Memory – The Origins of Alien Image

Memory – The Origins of Alien

By Norman Gidney | January 25, 2019

The untold origin story behind Ridley Scott’s Alien – rooted in Greek and Egyptian mythologies, underground comics, the art of Francis Bacon, and the dark visions of Dan O’Bannon and H.R. Giger. A contemplation on the symbiotic collaborative process of movie-making, the power of myth, and our collective unconscious.

Tolkien referred to the idea as a pot of soup filled with the collective ideas and stories constantly on simmer. When a particular archetype captures the imagination enough it is added to the stew, absorbed and blended, adding to the collective, stirred up, and served is any conceivable combination. A key theory at the center of the new documentary Memory – The Origins of Alien is that the forces behind the sci-fi classic, Alien, tapped into something far more elemental. For all of the potential of focusing on the storied development of the film, we instead look to its classical influences and get something that feels more like a thesis.

Starting with the focus on screenwriter Dan O’Bannon, We learn of his humble, technologically disconnected upbringing in the midwest and his love of sci-fi and H.P. Lovecraft. Then we are presented with the fascinating story of how O’Bannon came to a screeching halt after writing 29 pages of the screenplay he was calling Memory. This of course, later came to be the first draft of what would become Alien.

“…we are asked to view them as storytellers that tapped into a level of storytelling that was primal, influenced by Greek mythology and the classics.”

During this time O’Bannon reached out to Swiss painter HR Giger to develop concepts for the look and feel of the creature in his new movie. Rejected as grotesque and sexual by studio heads, Giger was initially removed from the project as yet another misunderstood artist.

Along comes Ridley Scott who was eager to move forward on the film. He was a new name in 1979, yet he understood the Lovecraftian take that O’Bannon and Giger were envisioning. The advantage was that Scott had the ability to ask for more money, taking what was a 2 million dollar project and getting it 10 million.

As the documentary develops the parallel narratives of these three artists, we are asked to view them as storytellers that tapped into a level of storytelling that was primal, influenced by Greek mythology and the classics. By taking the world they had absorbed, they created something that reached deeper than most. I will even go with that notion, to be honest.

There is a delightfully gruesome focus on the chest burster scene…”

Where the documentary falters is that after setting up the mystery of sudden writer’s block, we see it quickly scuttled and solved and left only with a thesis on why O’Bannon, Giger, and Scott are tremendously talented, deeply connected individuals. We know this. We want to see the plans come to fruition. We want to know how this film influenced so many subsequent horror films after it. We don’t get that. We are never reminded of the true power behind the classical tropes that O’Bannon so wonderfully repurposed as a sci-fi horror movie.

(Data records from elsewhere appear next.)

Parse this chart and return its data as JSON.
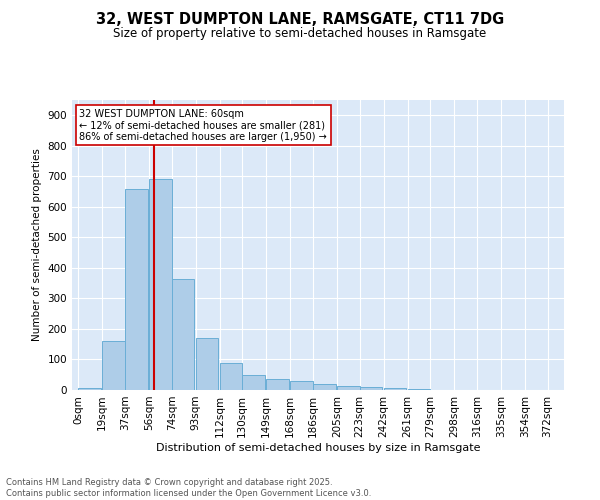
{
  "title1": "32, WEST DUMPTON LANE, RAMSGATE, CT11 7DG",
  "title2": "Size of property relative to semi-detached houses in Ramsgate",
  "xlabel": "Distribution of semi-detached houses by size in Ramsgate",
  "ylabel": "Number of semi-detached properties",
  "bar_values": [
    7,
    160,
    660,
    690,
    365,
    170,
    87,
    48,
    37,
    30,
    20,
    14,
    10,
    6,
    4
  ],
  "bin_left_edges": [
    0,
    19,
    37,
    56,
    74,
    93,
    112,
    130,
    149,
    168,
    186,
    205,
    223,
    242,
    261
  ],
  "bin_width": 18,
  "x_tick_labels": [
    "0sqm",
    "19sqm",
    "37sqm",
    "56sqm",
    "74sqm",
    "93sqm",
    "112sqm",
    "130sqm",
    "149sqm",
    "168sqm",
    "186sqm",
    "205sqm",
    "223sqm",
    "242sqm",
    "261sqm",
    "279sqm",
    "298sqm",
    "316sqm",
    "335sqm",
    "354sqm",
    "372sqm"
  ],
  "x_tick_positions": [
    0,
    19,
    37,
    56,
    74,
    93,
    112,
    130,
    149,
    168,
    186,
    205,
    223,
    242,
    261,
    279,
    298,
    316,
    335,
    354,
    372
  ],
  "bar_color": "#aecde8",
  "bar_edge_color": "#6aaed6",
  "vline_x": 60,
  "vline_color": "#cc0000",
  "annotation_title": "32 WEST DUMPTON LANE: 60sqm",
  "annotation_line1": "← 12% of semi-detached houses are smaller (281)",
  "annotation_line2": "86% of semi-detached houses are larger (1,950) →",
  "annotation_box_color": "#cc0000",
  "ylim": [
    0,
    950
  ],
  "yticks": [
    0,
    100,
    200,
    300,
    400,
    500,
    600,
    700,
    800,
    900
  ],
  "xlim": [
    -5,
    385
  ],
  "bg_color": "#dce9f8",
  "grid_color": "#ffffff",
  "footer1": "Contains HM Land Registry data © Crown copyright and database right 2025.",
  "footer2": "Contains public sector information licensed under the Open Government Licence v3.0."
}
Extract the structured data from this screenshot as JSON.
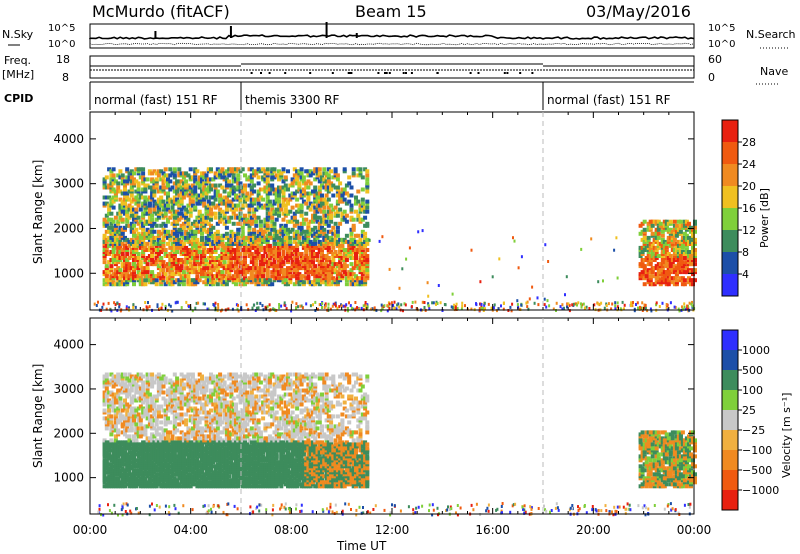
{
  "header": {
    "station": "McMurdo (fitACF)",
    "beam": "Beam 15",
    "date": "03/May/2016"
  },
  "noise_panel": {
    "left_label": "N.Sky",
    "right_label": "N.Search",
    "left_ticks": [
      "10^5",
      "10^0"
    ],
    "right_ticks": [
      "10^5",
      "10^0"
    ]
  },
  "freq_panel": {
    "left_label": "Freq.",
    "left_unit": "[MHz]",
    "right_label": "Nave",
    "left_ticks": [
      "18",
      "8"
    ],
    "right_ticks": [
      "60",
      "0"
    ]
  },
  "cpid_panel": {
    "label": "CPID",
    "segments": [
      {
        "start": 0,
        "end": 6,
        "text": "normal (fast) 151 RF"
      },
      {
        "start": 6,
        "end": 18,
        "text": "themis 3300 RF"
      },
      {
        "start": 18,
        "end": 24,
        "text": "normal (fast) 151 RF"
      }
    ]
  },
  "colors": {
    "power_scale": [
      "#2f2fff",
      "#1c4fa8",
      "#3d8c5c",
      "#7fcf3a",
      "#f0c020",
      "#f08a20",
      "#f05a10",
      "#e82010"
    ],
    "velocity_scale": [
      "#e82010",
      "#f05a10",
      "#f08a20",
      "#f0b040",
      "#c8c8c8",
      "#7fcf3a",
      "#3d8c5c",
      "#1c4fa8",
      "#2f2fff"
    ]
  },
  "chart_data": [
    {
      "type": "heatmap",
      "title": "",
      "xlabel": "",
      "ylabel": "Slant Range [km]",
      "xlim": [
        0,
        24
      ],
      "ylim": [
        180,
        4600
      ],
      "y_ticks": [
        1000,
        2000,
        3000,
        4000
      ],
      "x_ticks": [
        "00:00",
        "04:00",
        "08:00",
        "12:00",
        "16:00",
        "20:00",
        "00:00"
      ],
      "colorbar": {
        "label": "Power [dB]",
        "ticks": [
          "4",
          "8",
          "12",
          "16",
          "20",
          "24",
          "28"
        ],
        "range": [
          0,
          32
        ]
      },
      "regions": [
        {
          "x": [
            0.4,
            11.0
          ],
          "y": [
            800,
            3400
          ],
          "dominant": "mixed 8-28 dB, strongest 1000-1800 km near 06:30-09:00"
        },
        {
          "x": [
            21.8,
            24.0
          ],
          "y": [
            800,
            2200
          ],
          "dominant": "12-28 dB"
        },
        {
          "x": [
            0.0,
            24.0
          ],
          "y": [
            180,
            400
          ],
          "dominant": "sparse ground scatter"
        }
      ]
    },
    {
      "type": "heatmap",
      "title": "",
      "xlabel": "Time UT",
      "ylabel": "Slant Range [km]",
      "xlim": [
        0,
        24
      ],
      "ylim": [
        180,
        4600
      ],
      "y_ticks": [
        1000,
        2000,
        3000,
        4000
      ],
      "x_ticks": [
        "00:00",
        "04:00",
        "08:00",
        "12:00",
        "16:00",
        "20:00",
        "00:00"
      ],
      "colorbar": {
        "label": "Velocity [m s⁻¹]",
        "ticks": [
          "1000",
          "500",
          "100",
          "25",
          "−25",
          "−100",
          "−500",
          "−1000"
        ]
      },
      "regions": [
        {
          "x": [
            0.4,
            11.0
          ],
          "y": [
            900,
            1800
          ],
          "dominant": "100 to 500 m/s (green)"
        },
        {
          "x": [
            0.4,
            11.0
          ],
          "y": [
            1800,
            3400
          ],
          "dominant": "-25 to 25 m/s (grey) with -100 (orange)"
        },
        {
          "x": [
            21.8,
            24.0
          ],
          "y": [
            900,
            2100
          ],
          "dominant": "mixed orange and green"
        }
      ]
    }
  ]
}
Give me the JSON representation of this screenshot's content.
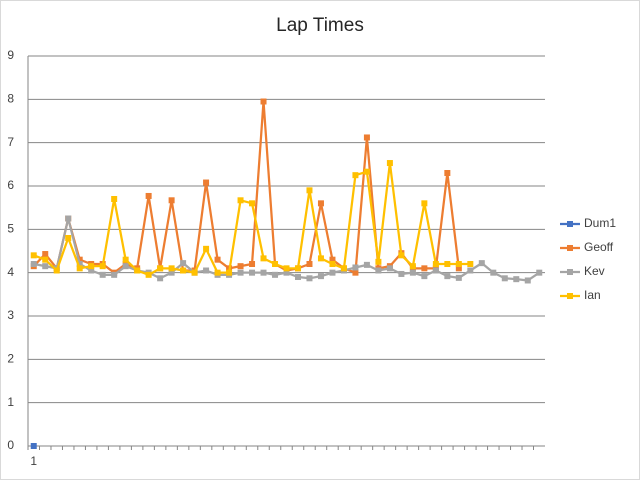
{
  "chart_data": {
    "type": "line",
    "title": "Lap Times",
    "categories": [
      "1",
      null,
      null,
      null,
      null,
      null,
      null,
      null,
      null,
      null,
      null,
      null,
      null,
      null,
      null,
      null,
      null,
      null,
      null,
      null,
      null,
      null,
      null,
      null,
      null,
      null,
      null,
      null,
      null,
      null,
      null,
      null,
      null,
      null,
      null,
      null,
      null,
      null,
      null,
      null,
      null,
      null,
      null,
      null,
      null
    ],
    "series": [
      {
        "name": "Dum1",
        "color": "#4472c4",
        "values": [
          0,
          null,
          null,
          null,
          null,
          null,
          null,
          null,
          null,
          null,
          null,
          null,
          null,
          null,
          null,
          null,
          null,
          null,
          null,
          null,
          null,
          null,
          null,
          null,
          null,
          null,
          null,
          null,
          null,
          null,
          null,
          null,
          null,
          null,
          null,
          null,
          null,
          null,
          null,
          null,
          null,
          null,
          null,
          null,
          null
        ]
      },
      {
        "name": "Geoff",
        "color": "#ed7d31",
        "values": [
          4.15,
          4.43,
          4.1,
          5.25,
          4.3,
          4.2,
          4.2,
          4.0,
          4.2,
          4.1,
          5.77,
          4.1,
          5.67,
          4.05,
          4.05,
          6.08,
          4.3,
          4.1,
          4.15,
          4.2,
          7.95,
          4.2,
          4.05,
          4.1,
          4.2,
          5.6,
          4.3,
          4.1,
          4.0,
          7.12,
          4.1,
          4.15,
          4.45,
          4.1,
          4.1,
          4.1,
          6.3,
          4.1,
          null,
          null,
          null,
          null,
          null,
          null,
          null
        ]
      },
      {
        "name": "Kev",
        "color": "#a5a5a5",
        "values": [
          4.2,
          4.15,
          4.1,
          5.25,
          4.2,
          4.05,
          3.95,
          3.95,
          4.15,
          4.05,
          4.0,
          3.87,
          4.0,
          4.22,
          4.0,
          4.05,
          3.95,
          3.95,
          4.0,
          4.0,
          4.0,
          3.95,
          4.0,
          3.9,
          3.87,
          3.92,
          4.0,
          4.05,
          4.12,
          4.18,
          4.05,
          4.1,
          3.97,
          4.0,
          3.92,
          4.05,
          3.92,
          3.88,
          4.05,
          4.22,
          4.0,
          3.87,
          3.85,
          3.82,
          4.0
        ]
      },
      {
        "name": "Ian",
        "color": "#ffc000",
        "values": [
          4.4,
          4.3,
          4.05,
          4.8,
          4.1,
          4.15,
          4.15,
          5.7,
          4.3,
          4.05,
          3.95,
          4.1,
          4.1,
          4.05,
          4.0,
          4.55,
          4.0,
          4.0,
          5.67,
          5.6,
          4.33,
          4.2,
          4.1,
          4.1,
          5.9,
          4.33,
          4.2,
          4.1,
          6.25,
          6.33,
          4.25,
          6.53,
          4.4,
          4.15,
          5.6,
          4.2,
          4.2,
          4.2,
          4.2,
          null,
          null,
          null,
          null,
          null,
          null
        ]
      }
    ],
    "ylim": [
      0,
      9
    ],
    "yticks": [
      0,
      1,
      2,
      3,
      4,
      5,
      6,
      7,
      8,
      9
    ],
    "grid": true,
    "legend": "right"
  }
}
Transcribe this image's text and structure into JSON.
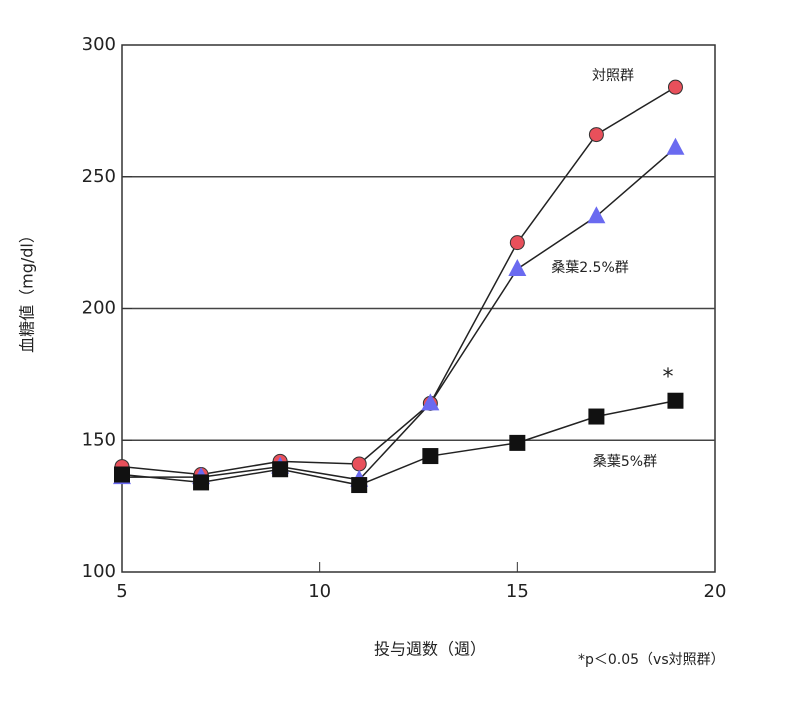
{
  "chart_data": {
    "type": "line",
    "x_label": "投与週数（週）",
    "y_label": "血糖値（mg/dl）",
    "x": [
      5,
      7,
      9,
      11,
      12.8,
      15,
      17,
      19
    ],
    "series": [
      {
        "name": "対照群",
        "color": "#e8505b",
        "marker": "circle",
        "values": [
          140,
          137,
          142,
          141,
          164,
          225,
          266,
          284
        ]
      },
      {
        "name": "桑葉2.5%群",
        "color": "#6a6af0",
        "marker": "triangle",
        "values": [
          136,
          136,
          140,
          135,
          164,
          215,
          235,
          261
        ]
      },
      {
        "name": "桑葉5%群",
        "color": "#111111",
        "marker": "square",
        "values": [
          137,
          134,
          139,
          133,
          144,
          149,
          159,
          165
        ]
      }
    ],
    "xlim": [
      5,
      20
    ],
    "xticks": [
      5,
      10,
      15,
      20
    ],
    "ylim": [
      100,
      300
    ],
    "yticks": [
      100,
      150,
      200,
      250,
      300
    ],
    "grid_lines": [
      150,
      200,
      250
    ],
    "significance_mark": "*",
    "footnote": "*p＜0.05（vs対照群）"
  }
}
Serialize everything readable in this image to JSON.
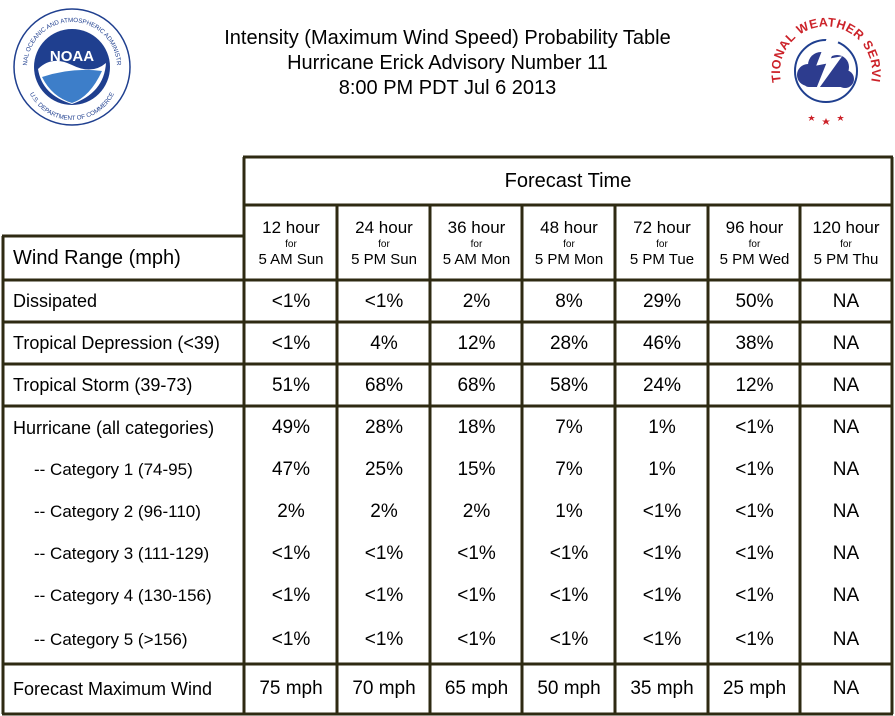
{
  "header": {
    "title": "Intensity (Maximum Wind Speed) Probability Table",
    "advisory": "Hurricane Erick Advisory Number 11",
    "issued": "8:00 PM PDT Jul 6 2013"
  },
  "logos": {
    "noaa": {
      "text": "NOAA",
      "ring_text": "NATIONAL OCEANIC AND ATMOSPHERIC ADMINISTRATION",
      "ring_text_bottom": "U.S. DEPARTMENT OF COMMERCE",
      "icon": "noaa-seagull-icon"
    },
    "nws": {
      "ring_text": "NATIONAL WEATHER SERVICE",
      "icon": "nws-lightning-cloud-icon"
    }
  },
  "table": {
    "forecast_time_label": "Forecast Time",
    "wind_range_label": "Wind Range (mph)",
    "columns": [
      {
        "hours": "12 hour",
        "for": "for",
        "when": "5 AM Sun"
      },
      {
        "hours": "24 hour",
        "for": "for",
        "when": "5 PM Sun"
      },
      {
        "hours": "36 hour",
        "for": "for",
        "when": "5 AM Mon"
      },
      {
        "hours": "48 hour",
        "for": "for",
        "when": "5 PM Mon"
      },
      {
        "hours": "72 hour",
        "for": "for",
        "when": "5 PM Tue"
      },
      {
        "hours": "96 hour",
        "for": "for",
        "when": "5 PM Wed"
      },
      {
        "hours": "120 hour",
        "for": "for",
        "when": "5 PM Thu"
      }
    ],
    "rows": [
      {
        "label": "Dissipated",
        "values": [
          "<1%",
          "<1%",
          "2%",
          "8%",
          "29%",
          "50%",
          "NA"
        ]
      },
      {
        "label": "Tropical Depression (<39)",
        "values": [
          "<1%",
          "4%",
          "12%",
          "28%",
          "46%",
          "38%",
          "NA"
        ]
      },
      {
        "label": "Tropical Storm (39-73)",
        "values": [
          "51%",
          "68%",
          "68%",
          "58%",
          "24%",
          "12%",
          "NA"
        ]
      },
      {
        "label": "Hurricane (all categories)",
        "values": [
          "49%",
          "28%",
          "18%",
          "7%",
          "1%",
          "<1%",
          "NA"
        ]
      },
      {
        "label": "-- Category 1 (74-95)",
        "values": [
          "47%",
          "25%",
          "15%",
          "7%",
          "1%",
          "<1%",
          "NA"
        ]
      },
      {
        "label": "-- Category 2 (96-110)",
        "values": [
          "2%",
          "2%",
          "2%",
          "1%",
          "<1%",
          "<1%",
          "NA"
        ]
      },
      {
        "label": "-- Category 3 (111-129)",
        "values": [
          "<1%",
          "<1%",
          "<1%",
          "<1%",
          "<1%",
          "<1%",
          "NA"
        ]
      },
      {
        "label": "-- Category 4 (130-156)",
        "values": [
          "<1%",
          "<1%",
          "<1%",
          "<1%",
          "<1%",
          "<1%",
          "NA"
        ]
      },
      {
        "label": "-- Category 5 (>156)",
        "values": [
          "<1%",
          "<1%",
          "<1%",
          "<1%",
          "<1%",
          "<1%",
          "NA"
        ]
      },
      {
        "label": "Forecast Maximum Wind",
        "values": [
          "75 mph",
          "70 mph",
          "65 mph",
          "50 mph",
          "35 mph",
          "25 mph",
          "NA"
        ]
      }
    ]
  },
  "colors": {
    "border": "#2e2a12",
    "noaa_blue": "#1f3f8f",
    "nws_red": "#cc2229"
  }
}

There is a delightfully gruesome focus on the chest burster scene. Here we see some amazing behind the scenes footage and first-hand recollections of that most influential moment and how very carefully it was staged, planned, and executed. Again, we know, but it is still a feast for any Alien fan to spend time in that scene, savoring each carefully paced shock.

Alexandre O. Philippe is a fine filmmaker and documentarian. Memory – The Origins of Alien, however, is a bit of a class on story structure and theory. We explore what made Alien resonate and without being given perspective on just how like a pot of soup, O’Bannon, Giger, and Scott were creating something new from all of the elements they had absorbed and much less how right they really were.

Memory – The Origins of Alien (2019) Written and directed by Alexandre O. Philippe. Memory – The Origins of Alien screened at the 2019 Sundance Film Festival.